Dzisiaj mój tata ma urodziny, a moim obowiązkiem było zrobienie z tej okazji ciasta. Padło na jego ulubionego klasyka - Mississippi Mud Cake. Jako, że tata jest prawdziwym czekoladoholikiem, takie preferencje są naprawdę uzasadnione - w cieście znajdziemy pół kilograma czekolady! Same ciasto, tak jak wskazuje nazwa jest wilgotne i ciemne niczym bagna w rozlewisku rzeki Mississippi. Przy tym rozpływa się w ustach, nie można chcieć więcej.
Potrzebne nam będą do ciasta:
180 ml wody
250 g masła
270 g gorzkiej czekolady
2 łyżeczki kawy rozpuszczalnej
300 g mąki pszennej
1 łyżeczka sody oczyszczonej
0,5 łyżeczki proszku do pieczenia
60 g kakao
200 - 250 g cukru
4 całe jajka
120 ml kefiru (może być także maślanka, jogurt naturalny czy zsiadłe mleko)
2 łyżki oleju.
Do kremu
300 g czekolady gorzkiej (można tworzyć udane wariacje z mleczną)
150 ml śmietany 30% albo 36%
Do garnka wlewamy wodę, dodajemy masło, czekoladę i kawę rozpuszczalną. Stawiamy na małym ogniu i trzymamy, mieszając, aż do połączenia składników.
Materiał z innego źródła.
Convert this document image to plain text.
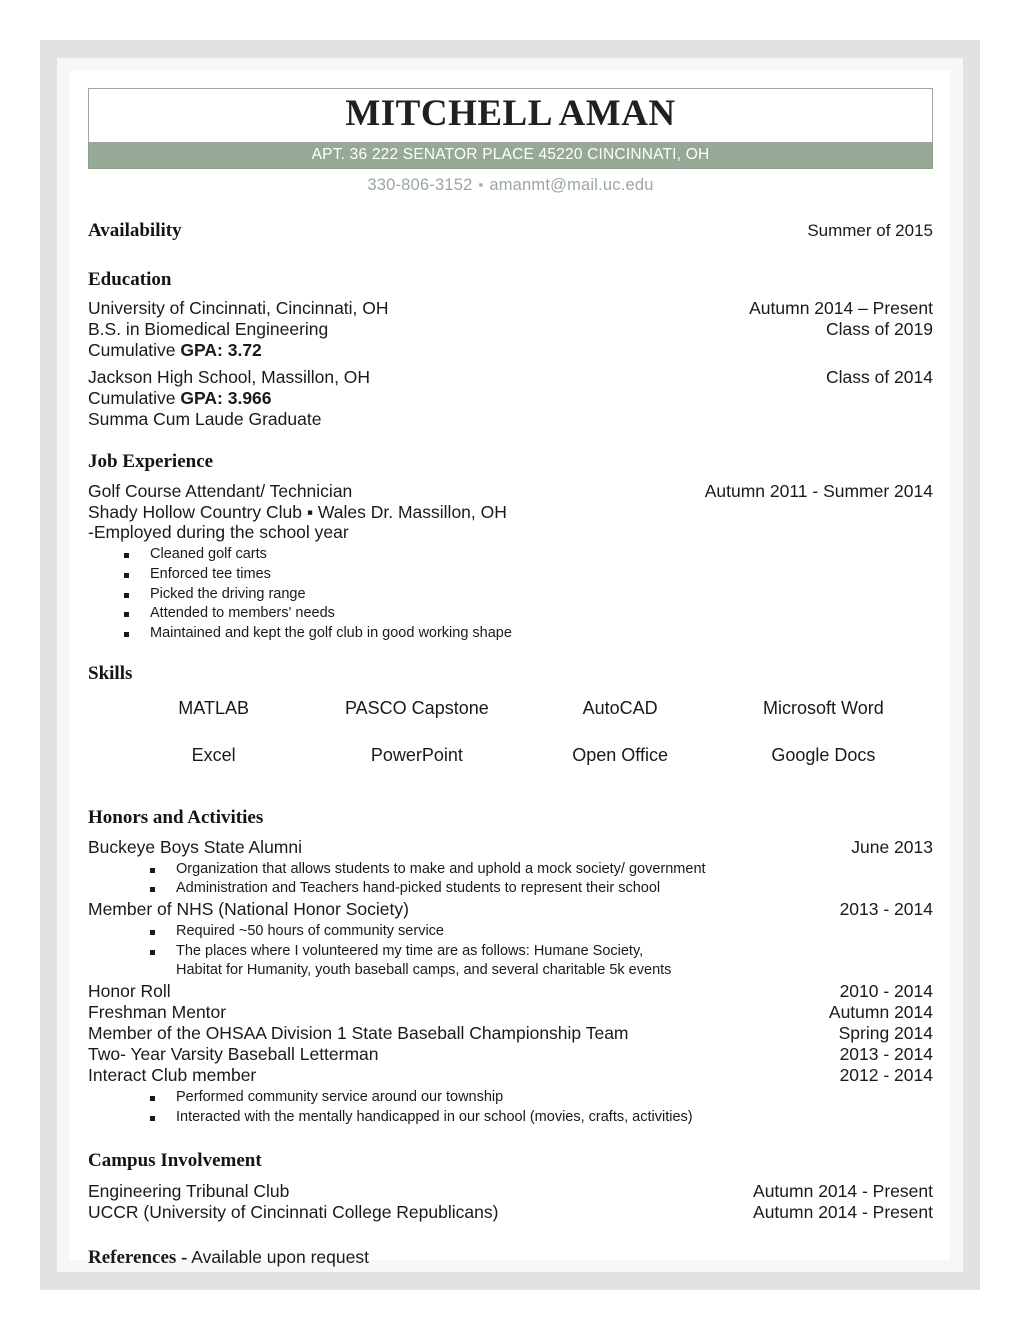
MITCHELL AMAN
APT. 36 222 SENATOR PLACE 45220 CINCINNATI, OH
330-806-3152 ▪ amanmt@mail.uc.edu
Availability	Summer of 2015
Education
University of Cincinnati, Cincinnati, OH	Autumn 2014 – Present
B.S. in Biomedical Engineering	Class of 2019
Cumulative GPA: 3.72
Jackson High School, Massillon, OH	Class of 2014
Cumulative GPA: 3.966
Summa Cum Laude Graduate
Job Experience
Golf Course Attendant/ Technician	Autumn 2011 - Summer 2014
Shady Hollow Country Club ▪ Wales Dr. Massillon, OH
-Employed during the school year
Cleaned golf carts
Enforced tee times
Picked the driving range
Attended to members' needs
Maintained and kept the golf club in good working shape
Skills
MATLAB	PASCO Capstone	AutoCAD	Microsoft Word
Excel	PowerPoint	Open Office	Google Docs
Honors and Activities
Buckeye Boys State Alumni	June 2013
Organization that allows students to make and uphold a mock society/ government
Administration and Teachers hand-picked students to represent their school
Member of NHS (National Honor Society)	2013 - 2014
Required ~50 hours of community service
The places where I volunteered my time are as follows: Humane Society,
Habitat for Humanity, youth baseball camps, and several charitable 5k events
Honor Roll	2010 - 2014
Freshman Mentor	Autumn 2014
Member of the OHSAA Division 1 State Baseball Championship Team	Spring 2014
Two- Year Varsity Baseball Letterman	2013 - 2014
Interact Club member	2012 - 2014
Performed community service around our township
Interacted with the mentally handicapped in our school (movies, crafts, activities)
Campus Involvement
Engineering Tribunal Club	Autumn 2014 - Present
UCCR (University of Cincinnati College Republicans)	Autumn 2014 - Present
References - Available upon request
Następnie studzimy.
W międzyczasie smarujemy tortownicę o średnicy 24 cm tłuszczem (ja smaruję zawsze masłem i posypuję kaszą manną - zawsze wszystko odchodzi wspaniale).
Do miski wsypujemy suche składniki - mąkę, kakao, proszek do pieczenia, sodę i cukier. Następnie dodajemy roztrzepane wcześniej w innej misce jajka z kefirem i olejem. Mieszamy łyżką, dodając powoli masę ostudzoną masę czekoladową. Kiedy składniki stworzą jednolitą masę, przelewamy ciasto do formy.
Ciasto pieczemy godzinę w temperaturze 170 stopni. Lepiej jednak sprawdzić je już 15 min wcześniej, by nadto się nie wysuszyło. Sprawdzamy wbijając patyczek w środek ciasta - powinien być on lekko wilgotny. Ciasto po wyjęciu zostawiamy do ostygnięcia a następnie oblewamy polewą czekoladową. Jeśli o nią chodzi, wystarczy pokruszoną czekoladę wraz ze śmietanką potraktować kąpielą wodną i trzymać nad nią, aż do powstania gładkiej masy. Polewa bardzo ładnie zgęstnieje w lodówce. Później można bez problemu przechowywać ciasto w temperaturze pokojowej.